The Greeks who played a large part in the earliest centuries of the Church’s life knew how to do that.  The Creeds that we still honor are their efforts to put into words the mystery of God’s being, and to explain how it is that he has come to us in Jesus, and acts among us in the Holy Spirit.  They hashed them out through long and sometimes heated controversies, always coming back to the scriptures to test what they were saying, those scriptures being

“the sacred writings that are able to instruct you for salvation through faith in Christ Jesus.” [II Timothy 3:15]

            Studying the Bible is a discipline that keeps our encounters with God in daily life alive. Real study isn’t trying to pile up facts or sound learned.  Real study is honest evaluation of ourselves and our world in a way that keeps us from living entirely in our heads or entirely in our emotions.  The Bible deals with complex humans and a complex God in a balanced and complete way, and forces us to do the same thing.  A theologian trained in philosophical technicalities might warn us not to put God into a box by saying:

“the ambiguity of religion shows its effect on these processes of reductive profanization, just as it shows its effect in the center of religious self-transcendence.”[1]

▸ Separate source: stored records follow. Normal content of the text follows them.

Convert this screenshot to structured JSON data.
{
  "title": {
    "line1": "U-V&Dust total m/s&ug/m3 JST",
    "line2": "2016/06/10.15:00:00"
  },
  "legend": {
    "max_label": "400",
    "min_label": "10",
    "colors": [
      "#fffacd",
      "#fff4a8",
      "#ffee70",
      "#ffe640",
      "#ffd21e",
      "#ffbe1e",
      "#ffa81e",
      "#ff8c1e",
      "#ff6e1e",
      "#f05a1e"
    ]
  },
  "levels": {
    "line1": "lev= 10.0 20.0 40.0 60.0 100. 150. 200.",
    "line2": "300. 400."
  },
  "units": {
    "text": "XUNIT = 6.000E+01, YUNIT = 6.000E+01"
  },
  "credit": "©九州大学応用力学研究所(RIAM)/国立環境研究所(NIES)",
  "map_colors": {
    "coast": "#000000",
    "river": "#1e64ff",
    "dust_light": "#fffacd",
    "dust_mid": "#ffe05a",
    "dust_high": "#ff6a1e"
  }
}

But if you want to remember that point, if you want to learn humility before the Lord, you go to Isaiah [55:8-9]:

“For my thoughts are not your thoughts,
            nor are your ways my ways, says the Lord.
For as the heavens are higher than the earth,
            so are my ways higher than your ways
            and my thoughts than your thoughts.”

Even Jesus, when tempted to misuse his power, turned to what Deuteronomy had said about finding guidance beyond ourselves.  In a moment of both spiritual and physical vulnerability, he remembered,

“It is written,
‘One does not live by bread alone,
           but by every word that comes from the mouth of God.’”
                                   [Matthew 4:4]

We should do as well.  We, who are blessed to be able to read those words, should know them.
           
So, said a first-century evangelist educated both in Greece and in Jerusalem:

“as for you, continue in what you have learned and firmly believed, knowing from whom you learned it, and how from childhood you have known the sacred writings that are able to instruct you for salvation through faith in Christ Jesus.”
                                                            [II Timothy 3:14-15]



[1] Paul Tillich, Systematic Theology (Chicago: The University of Chicago Press, 1967), 101.